En l’espace de trois siècles, on estime que quelque 90 000 « sorcières » ont été jugées en Europe, et la moitié condamnées à une mort horrible. D’après une nouvelle étude, le développement de l’imprimerie aurait largement alimenté les vagues de persécutions intervenues entre la fin du XVe et la fin du XVIIe siècle.
Le Malleus Maleficarum
On doit le Malleus Maleficarum, littéralement « le Marteau des sorcières », au moine dominicain alsacien Heinrich Kramer. Considéré comme l’ouvrage de référence en matière de démonologie pendant des siècles, ce traité rédigé en 1487 fournissait une explication théologique à la sorcellerie ainsi que des conseils pratiques pour identifier les sorcières et les « combattre ».
Approuvé par les papes et les empereurs, ce livre exhortant les autorités à abroger toutes les lois susceptibles d’entraver leur persécution est considéré comme le premier guide imprimé à l’intention des chasseurs de ces supposées entités maléfiques. Les initiés pouvaient même proposer leurs services de « Malefizmeister » ou « Hexenkomissare » aux puissants de l’époque.
Si cette croyance était répandue depuis des siècles, il s’avère que les chasses aux sorcières à grande échelle sont apparues assez brusquement en Allemagne au tournant du XVIe siècle, et se sont ensuite répandues comme une traînée de poudre dans une bonne partie de l’Europe.
Dans le cadre de travaux publiés dans la revue Theory and Society, Kerice Doten-Snitker et ses collègues ont exploré l’influence du « Marteau des sorcières », paru moins d’un demi-siècle après l’invention de l’imprimerie par Johannes Gutenberg, sur ce phénomène.

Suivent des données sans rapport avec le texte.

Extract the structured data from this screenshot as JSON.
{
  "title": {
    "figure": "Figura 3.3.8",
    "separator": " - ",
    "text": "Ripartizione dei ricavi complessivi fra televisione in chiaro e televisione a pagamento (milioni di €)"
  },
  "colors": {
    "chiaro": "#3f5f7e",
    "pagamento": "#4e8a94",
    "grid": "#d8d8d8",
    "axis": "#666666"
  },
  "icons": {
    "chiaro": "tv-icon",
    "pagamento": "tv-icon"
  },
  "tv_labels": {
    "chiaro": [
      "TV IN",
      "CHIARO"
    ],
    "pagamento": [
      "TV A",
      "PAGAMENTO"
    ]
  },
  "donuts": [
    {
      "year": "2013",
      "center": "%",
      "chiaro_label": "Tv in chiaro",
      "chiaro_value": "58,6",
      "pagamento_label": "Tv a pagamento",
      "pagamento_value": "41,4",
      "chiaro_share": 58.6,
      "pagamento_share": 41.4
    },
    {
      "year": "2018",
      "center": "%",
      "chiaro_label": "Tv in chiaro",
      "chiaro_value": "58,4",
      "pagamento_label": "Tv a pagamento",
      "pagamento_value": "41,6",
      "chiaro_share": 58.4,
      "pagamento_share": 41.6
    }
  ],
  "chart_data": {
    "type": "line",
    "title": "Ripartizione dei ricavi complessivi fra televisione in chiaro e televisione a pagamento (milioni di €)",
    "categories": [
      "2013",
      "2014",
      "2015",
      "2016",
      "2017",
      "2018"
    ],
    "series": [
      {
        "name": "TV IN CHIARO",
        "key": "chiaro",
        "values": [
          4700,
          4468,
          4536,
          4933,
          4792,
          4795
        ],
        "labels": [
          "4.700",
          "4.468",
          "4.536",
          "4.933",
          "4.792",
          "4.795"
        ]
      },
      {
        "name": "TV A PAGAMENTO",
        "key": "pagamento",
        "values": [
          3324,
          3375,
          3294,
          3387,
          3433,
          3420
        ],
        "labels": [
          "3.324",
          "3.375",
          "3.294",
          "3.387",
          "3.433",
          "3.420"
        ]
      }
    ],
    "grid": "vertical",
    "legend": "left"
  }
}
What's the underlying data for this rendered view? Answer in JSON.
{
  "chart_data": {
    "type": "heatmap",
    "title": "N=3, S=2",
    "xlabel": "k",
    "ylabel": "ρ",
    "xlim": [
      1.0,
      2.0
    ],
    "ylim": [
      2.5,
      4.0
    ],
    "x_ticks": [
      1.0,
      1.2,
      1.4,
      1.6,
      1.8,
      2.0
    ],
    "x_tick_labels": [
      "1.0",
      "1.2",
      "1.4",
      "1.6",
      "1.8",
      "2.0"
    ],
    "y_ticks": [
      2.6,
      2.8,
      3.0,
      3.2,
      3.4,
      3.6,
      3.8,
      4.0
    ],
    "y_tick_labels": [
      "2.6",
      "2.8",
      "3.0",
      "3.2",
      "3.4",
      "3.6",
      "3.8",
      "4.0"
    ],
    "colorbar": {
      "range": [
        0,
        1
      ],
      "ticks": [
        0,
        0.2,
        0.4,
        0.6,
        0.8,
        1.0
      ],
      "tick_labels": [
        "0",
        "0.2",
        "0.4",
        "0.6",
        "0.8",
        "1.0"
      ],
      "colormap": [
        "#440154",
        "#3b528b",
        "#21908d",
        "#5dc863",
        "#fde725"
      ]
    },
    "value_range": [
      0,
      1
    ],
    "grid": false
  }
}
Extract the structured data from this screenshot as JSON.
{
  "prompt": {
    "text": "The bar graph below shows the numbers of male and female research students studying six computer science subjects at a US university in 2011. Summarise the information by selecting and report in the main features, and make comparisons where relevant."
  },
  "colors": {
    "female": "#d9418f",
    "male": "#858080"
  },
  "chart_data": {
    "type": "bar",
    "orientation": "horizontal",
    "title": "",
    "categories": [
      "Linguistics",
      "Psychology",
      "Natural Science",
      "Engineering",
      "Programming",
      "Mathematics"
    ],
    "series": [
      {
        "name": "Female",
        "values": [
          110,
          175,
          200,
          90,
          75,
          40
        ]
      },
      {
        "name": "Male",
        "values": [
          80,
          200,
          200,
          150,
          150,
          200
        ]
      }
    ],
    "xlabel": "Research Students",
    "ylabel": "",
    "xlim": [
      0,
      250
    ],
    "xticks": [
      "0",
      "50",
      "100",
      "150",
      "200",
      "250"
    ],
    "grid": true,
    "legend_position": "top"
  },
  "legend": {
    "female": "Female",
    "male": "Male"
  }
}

L’épicentre des vagues de persécutions
En examinant la chronologie des procès de sorcières dans 553 villes d’Europe centrale entre 1400 et 1679, l’équipe a noté un pic d’accusations intervenant immédiatement après chaque nouvelle parution du Malleus Maleficarum. Globalement, les villes géographiquement proches du lieu de tirage étaient nettement plus susceptibles d’entamer de tels procès, et celles avec qui elles possédaient des relations étroites d’intensifier leurs propres chasses.
« Les villes ne prenaient pas ces décisions de manière isolée, elles observaient ce que faisaient leurs voisines », soulignent les chercheurs. « La combinaison de nouvelles idées tirées des livres et de l’influence des procès à proximité créant les conditions parfaites pour que ces persécutions se généralisent. »
Alors que d’autres facteurs, comme les catastrophes naturelles et les conflits religieux, avaient été proposés comme déclencheurs de ces vagues, les scientifiques n’ont noté aucune corrélation étroite entre ce type d’événements et les procès en sorcellerie.